Does anyone else meditate? If so, how? Although it's personal, just thought I would get an impression from this here forum.
 
:hmmm: I thought and thought about this and realised I don't really do any meditation. That's probably why I am not a very calm person haha.

I've really been thinking about getting into Yoga though, that's apparently very good for calming the mind, I just need to get motivated for it first.
 
I don't meditate in the fashion where I sit down cross legged and moan like a bitch in heat. Instead, I just go out walking at 3 in the morning. No music, just me and the road. I'll walk around for about an hour or two just thinking. It's a good form of exercise, and it gets a lot off my mind. It's about the only time of day I'm willing to go out and walk because Houston heat is fucking hot as stink on shit.

During the day, I just lean back in my chair, and listen to E.S Posthumus or Mozart, or Beethoven. It normally does the trick. I typically don't get stressed out easily, if at all. So I find it somewhat odd that people go around being stressed out all the time when I'm typically... calm, cool, and collected.
 
The closest I get to anything like that is when I'm writing an essay, usually when I'm underprepared, which is most of the time I can't be fucking bothered reading billions of books. So I'll usually go outside and have a cigarette or two because there's no better way of relieveing stress or calming down. So I smoke away and walk about thinking about how x is could possibly lead to y and how to interpret x in a whole new way etc etc.
I think that in my case would be a waste of time. And I also think it's for wanky hipsters who think buddhism and all that jazz is really cool man. I hate people like that.
 
I don't really get to have that "alone" time so I don't have an effective way of meditating. I suppose if it counts, the shower stall would be my own unique haven. It gets really misty too so it's the perfect place to think or just let the mind go and let the worries wash away in an instant. Once I hit 20 minutes, I feel very cleansed, both mind and body!
 
Well I doubt "real" meditation would work, unless of course you could clear your conscious, your mind and totally space out. First off my mind can't get that clear, I over work it as is, even when I'm not working I still have crap enter my mind from work. I'm a half coder/half analyzer/half tester at my job. I do a bit of it all, so I see mounds and mounds of if statements, Do/While Loops, and calculations that involve more that one data base field.

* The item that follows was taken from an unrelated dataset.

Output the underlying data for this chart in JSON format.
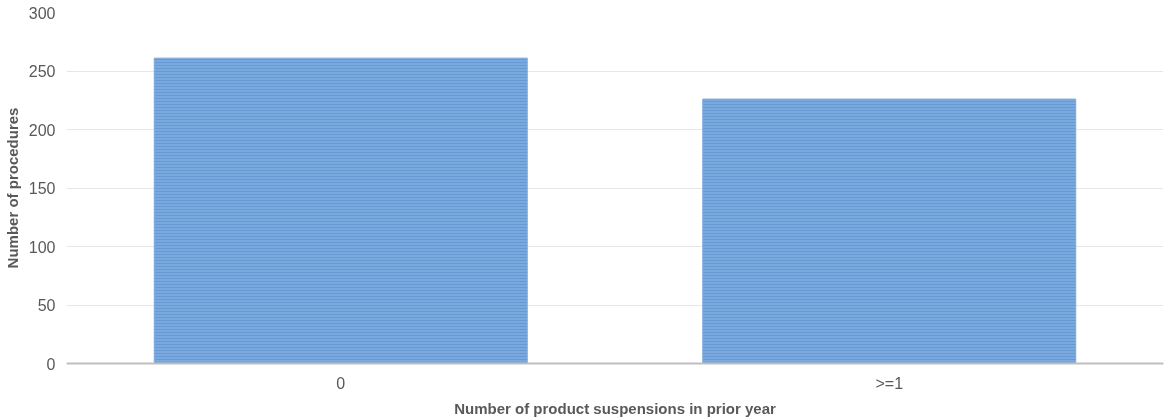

If it's not work it's my lady. So I'm always thinking, can't turn the damn thing off even if I wanted to. Sleep is my only "true" meditation, though like I said I am clarifying my sort of meditation as just something where I can stop thinking "as much" for like two seconds. I over analyze pretty much everything, and by everything I mean music/movies/relationships/religion/politics/family/ and overall life. Once you open the flood gates to true self awareness, you have to have the ability to shut off your mind and be able to just chill for a minute. Otherwise you either go insane, depressed, or worse burn out with complete apathy in which means no motivation in life.
 
I like having alone time with my thoughts. Jogging and driving seem to be the best times for me to get stuff out of my mind.

I'd put toilet time up there too, but I usually seem to concentrate more on crapping and getting myself clean.
 
I honestly have all the alone time in the world, and with the short fuse to my anger that I have, I really should try to meditate or something close to that, at least. I guess if anything, I go for walks to calm my nerves, and try to get anger down to moderate level.

I don't know many forms of it, actually. :lew:
 
We used to meditate in school but I never really got into it.

I have some alone time at home when I could just space out but I'm always too busy to do so. There's always something to be done, so it's kind of hard for me to space out when I keep thinking about all the crap that I need to sort out.

One day I'll have the time. :sad3: Hopefully before I have a mental breakdown. XD

I've always been a very fidgety person, so I don't know if I'd even be able to concentrate even if I did try. -_-
 
I've tried this before. But people just don't fucking leave me alone. I've seriously considered switching my sleeping schedule so that I'm up during night hours and asleep during day hours. XD

I guess when I listen to music is my mediation. That and when I watch something I like. I can just chill out dude. :)

Only 4 more years. Then I'll have all the quiet in the world to meditate.
 
As for me, showers and playing shooting video games like Bioshock and Borderlands usually calm me down. It's mostly for my anger issues I tend to have.